“When an opponent comes forward, move in and greet him; if he wants to pull back, send him on his way.” - Morihei Ueshiba
Imagine if you have a weight to bear. Say perhaps a sack of potatoes. If you hold the sack away from your body with extended arms, you will have to use your shoulder and arm muscles to resist the force of gravity and you will become tired quickly.
Now imagine you had those same potatoes in a backpack, the weight is close to your spine, and the straps of your backpack hold it firmly to your body. The weight of the load goes through your bones and much less effort is required in order to carry this load.
One of my earliest exposures to this wisdom was seeing pictures of women in Africa carrying heavy loads over long distances. I remember thinking initially how strong they must be. Over time I came to realize that they were using their natural body mechanics in a more efficient way than what I was used to seeing.
But how does this relate to our training? One is in the amount of effort required to generate power, and what that means for how much power we’re able to generate, and how long we are able to sustain that level of output. But for now, we can say that it feels different from uke’s perspective, to have someone move through them, versus having them exert force onto them. If you have a training partner who is willing to slow down your training practice enough to allow you to explore various options, you can work with each other to explore this difference and feel it for yourself.
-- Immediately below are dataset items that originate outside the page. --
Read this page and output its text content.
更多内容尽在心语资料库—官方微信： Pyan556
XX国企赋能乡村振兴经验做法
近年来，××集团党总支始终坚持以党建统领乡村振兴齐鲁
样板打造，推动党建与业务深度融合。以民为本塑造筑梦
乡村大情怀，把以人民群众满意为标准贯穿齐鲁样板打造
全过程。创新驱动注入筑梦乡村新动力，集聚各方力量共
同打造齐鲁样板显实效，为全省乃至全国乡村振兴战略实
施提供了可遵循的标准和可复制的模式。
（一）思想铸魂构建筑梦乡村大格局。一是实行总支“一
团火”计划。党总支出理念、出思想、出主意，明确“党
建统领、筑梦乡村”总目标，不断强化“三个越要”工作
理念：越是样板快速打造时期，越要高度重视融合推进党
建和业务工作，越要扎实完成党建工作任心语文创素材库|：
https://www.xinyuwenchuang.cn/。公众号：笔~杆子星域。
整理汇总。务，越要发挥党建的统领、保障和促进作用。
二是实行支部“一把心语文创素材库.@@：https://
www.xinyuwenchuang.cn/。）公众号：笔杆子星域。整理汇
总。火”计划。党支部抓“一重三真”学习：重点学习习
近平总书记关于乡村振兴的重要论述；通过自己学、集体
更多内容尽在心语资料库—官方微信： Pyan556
But for now, to further explore how structure relates to the principle of effortlessness, and our ability to generate force, and sustain the ability to train over longer periods of time before fatiguing. Force is calculated as the weight of an object, multiplied by its speed. So, for example, with a punch. If your fist weighs a pound, and you’re able to accelerate it to a certain speed, then your punch will have the force of 1*speed… Now imagine if at the moment of impact, your punch was at the forefront of your unbendable arm, and that simultaneously, your centre was falling forward with your punch. The structure of your spine, and of your unbendable arm, would allow the weight / force of your whole body to be transmitted through your bones and into your fist. The amount of force that you’d be able to generate would be equal to your whole body weight * your speed. And while the speed that you can move your body might be less than the speed that you can accelerate your fist, the much heavier body will contribute to more force overall than what your fist would be able to generate on it’s own, even accelerated with the power of your muscles.
This ability to generate more overall force, even with less muscle, is one of the ways that aiki-technology can help a smaller person work successfully with larger attackers. If we add the fundamental truth that gravity is always pulling our body towards the earth at a particular rate(speed) and we always have a certain body mass(weight), you can see how a certain amount of force(the speed of our falling in gravity * our body weight) is always available to us, with little or no muscular effort.
Structure is what provides us with the ability to express that potential energy into our techniques. A simple way to experience this is to extend your arm forward in the same way that we do with unbendable arm, then ask a training partner to take ahold of our forearm with morote-dori. If we extend through our unbendable arm as if reaching for a glass of water, bend our knees to drop our centre, and extend through our legs (I’ll leave the seeming paradox of simultaneously bending our knees, while also extending through our legs for you to explore with just this acknowledgement, and the guidance that extending
through our legs (or other limbs) doesn’t necessarily have to mean that they are completely straight.)
In this position, all the force our training partner puts into our arm, will be transmitted through the bones of our arms, through our spine, through our legs and into the earth. Here our training partner can personally experience Newton's third law, the more that they push on you, the more they will feel force in their own body, even though we’re not doing anything to them.
If, in this exercise, you feel yourself tipping over backwards, drop your weight more. If instead you feel your arm being pushed down to your hips, or collapsing, then start again, and focus more on reaching out through extension.
This exercise allows us an opportunity to directly experience the feeling of structure in our bodies. If we don’t yet trust extension, or if we’re not extended fully enough, we might still have tension in our muscles. This tension allows us to move some of the force through our soft tissues, but this can be dangerous as the forces that we can be dealing with during dynamic training can easily be enough to sprain or tear muscles and tendons, and this is one of the common ways that we can be injured in our training. If we feel tension in ourselves, it can be a reminder to relax and reach out through our structure. Over time, as we begin to trust our structure to transmit energy, we will become more and more relaxed. This relaxation allows us the freedom move freely with our training partner in order to ensure that their energy is always being lead through our structure and into the earth.
From this position, where we’re transmitting their energy into the earth, we can then let our center fall forward and down, towards the earth and we can see how, still without any additional muscular effort, we can fall through a training partner with less structure than ourselves. (Reaching forward and up through the little finger, so that we can cut behind and through them, helps with this, more than falling directly into them in a linear way)
This approach to moving through our training partner can be used when we throw our pin them as well. Any time that we catch ourselves using muscular force, step back and ask yourself if there’s a way to fall through extension, so that we can generate more force with less effort, through our structure.
By exerting less effort in each movement, we’ll be able to train longer before fatiguing. Which can contribute to our safety as well since, when we get tired, we often compromise our technique in ways that can result in injury.
Proper structure aids transmission of energy and this seeps into every aiki technique making it fundamentally better.